Warning : Mention de torture
25. Fenêtres (2p!SuFin)
Les yeux de Thurston étaient comme des fenêtres. Normal, après tout, tout le monde disait que les yeux étaient les fenêtres de l'âme. Pour Bernard, les yeux de son amant, c'était un peu ça. Et Bernard les aimaient, ces fenêtres sur l'âme de Thurston. Il pouvait y voir tout ce qu'il aimait. C'était aussi pour cela qu'il était tombé amoureux de lui. Il n'a eu qu'à regarder ses iris rougeoyants pour tomber dans ses filets.

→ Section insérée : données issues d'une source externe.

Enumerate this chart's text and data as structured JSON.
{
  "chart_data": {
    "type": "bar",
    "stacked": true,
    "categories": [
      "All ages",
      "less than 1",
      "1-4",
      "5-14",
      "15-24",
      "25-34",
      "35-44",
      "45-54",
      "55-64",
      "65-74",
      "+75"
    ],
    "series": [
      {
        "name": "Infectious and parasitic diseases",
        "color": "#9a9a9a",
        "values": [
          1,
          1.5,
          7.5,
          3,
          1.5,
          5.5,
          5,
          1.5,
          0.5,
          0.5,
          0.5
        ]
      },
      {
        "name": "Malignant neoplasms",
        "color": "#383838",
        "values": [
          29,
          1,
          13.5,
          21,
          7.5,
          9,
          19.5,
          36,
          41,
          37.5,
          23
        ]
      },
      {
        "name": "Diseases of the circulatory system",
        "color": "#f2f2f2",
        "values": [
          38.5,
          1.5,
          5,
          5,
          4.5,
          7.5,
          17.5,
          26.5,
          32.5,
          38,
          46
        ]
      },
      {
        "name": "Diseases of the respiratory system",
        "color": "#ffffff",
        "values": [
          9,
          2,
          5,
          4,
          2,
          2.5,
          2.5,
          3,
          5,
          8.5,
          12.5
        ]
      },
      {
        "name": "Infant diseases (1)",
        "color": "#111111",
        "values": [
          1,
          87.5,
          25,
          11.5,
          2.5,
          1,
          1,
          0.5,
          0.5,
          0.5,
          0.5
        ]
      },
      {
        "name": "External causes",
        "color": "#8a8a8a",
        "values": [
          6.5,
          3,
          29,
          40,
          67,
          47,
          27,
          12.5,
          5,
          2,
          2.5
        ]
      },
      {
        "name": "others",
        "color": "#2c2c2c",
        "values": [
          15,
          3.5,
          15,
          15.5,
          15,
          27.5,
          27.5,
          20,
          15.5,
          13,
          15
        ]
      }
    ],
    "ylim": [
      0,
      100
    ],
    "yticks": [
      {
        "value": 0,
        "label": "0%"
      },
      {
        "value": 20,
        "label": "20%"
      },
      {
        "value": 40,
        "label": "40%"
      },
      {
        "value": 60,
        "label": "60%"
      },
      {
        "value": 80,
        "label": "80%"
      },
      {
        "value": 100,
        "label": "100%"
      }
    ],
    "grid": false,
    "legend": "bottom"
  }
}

Après tout, en voyant la colère brûlante irradier de ses pupilles, comment aurait-il pu faire autrement ? Lorsque Bernard avait pour la première fois plongé dans ses yeux du démon, il y a de cela plusieurs siècles, il savait qu'il en serait prisonnier pour toujours. La colère ardente, jamais vraiment assouvie, tout juste à peu apaisée certains temps, était envoûtante, belle et grandiose. Elle faisait rougeoyer encore plus ses rubis incandescents et ils brillaient dans l'obscurité. Et Bernard était fou de désir lorsqu'il les voyait ainsi – c'était parfois synonyme d'une excellente soirée de défoulement à venir.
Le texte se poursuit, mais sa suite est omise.